Gen Con 2002–2003, the Missing Years
Mike Kuciak left the Midwest in 2001 and moved to Los Angeles to make movies. I missed the final Milwaukee Gen Con in 2002, as I was performing at American Players Theatre at the other side of Wisconsin every night of the week except Mondays. The following year, after returning from (another) tour of Romeo and Juliet with Utah Shakespearean Festival, I spent the summer of 2003 performing in A Midsummer Night’s Dream followed by Twelfth Night with two different companies in Chicago. I met Elizabeth in that production of Twelfth Night. And thus I missed Gen Con’s 2003 debut in Indianapolis when the Lord of the Rings cast attended as special guests. As this painting on the side of a building in downtown Indianapolis might say….
Gen Cons Ownward
From 2004 I never missed a Gen Con except the 2020 Gen Con that didn’t happen.

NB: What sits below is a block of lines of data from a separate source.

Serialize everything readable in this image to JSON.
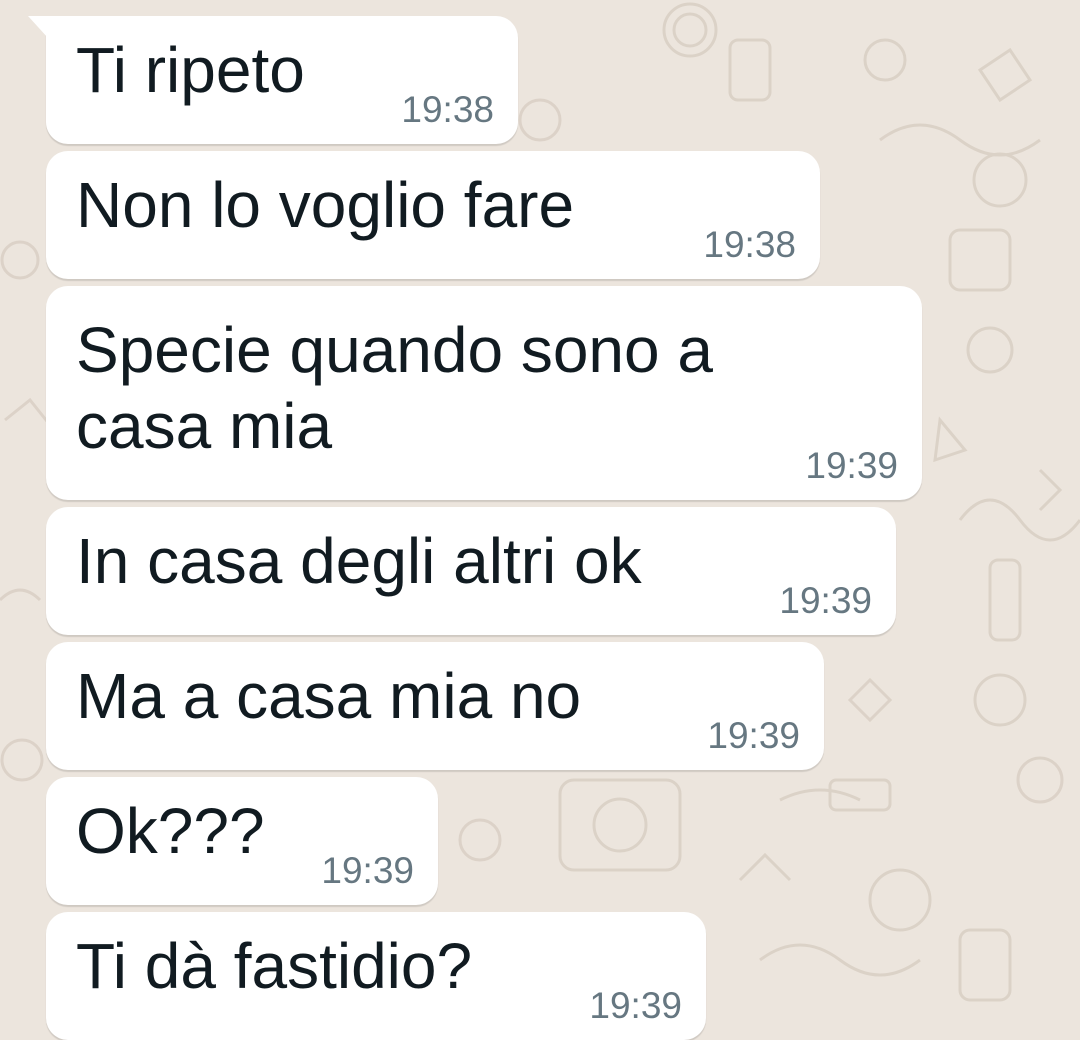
{
  "colors": {
    "background": "#ece5dd",
    "bubble": "#ffffff",
    "text": "#111b21",
    "timestamp": "#667781"
  },
  "messages": [
    {
      "text": "Ti ripeto",
      "time": "19:38"
    },
    {
      "text": "Non lo voglio fare",
      "time": "19:38"
    },
    {
      "text": "Specie quando sono a\ncasa mia",
      "time": "19:39"
    },
    {
      "text": "In casa degli altri ok",
      "time": "19:39"
    },
    {
      "text": "Ma a casa mia no",
      "time": "19:39"
    },
    {
      "text": "Ok???",
      "time": "19:39"
    },
    {
      "text": "Ti dà fastidio?",
      "time": "19:39"
    }
  ]
}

Here are a number of posts about the Distant-Era-era Gen Cons the post pandemic years.
There are many stories to tell of the Gen Cons of intervening years, and perhaps I’ll share some if there’s interest.
As for Mike Kuciak, the man who opened my mind to Gen Con and took me to the first two, he did make it back to Gen Con last year, in 2023. His feature film Death Metal was part of the Gen Con Film Festival lineup. Here we are below, celebrating after the Gen Con Film Festival with Mike and Drew (“The Tataille“) Beyer, and Chloe Baldwin. Never a man to rest, Mike’s already got a brand new new horror film called From the Shadows, starring Keith David and Bruce Davidson hitting the screens as we speak!
That’s it for the rambling summary of my first Gen Cons. Thanks for taking the trip back in time with me!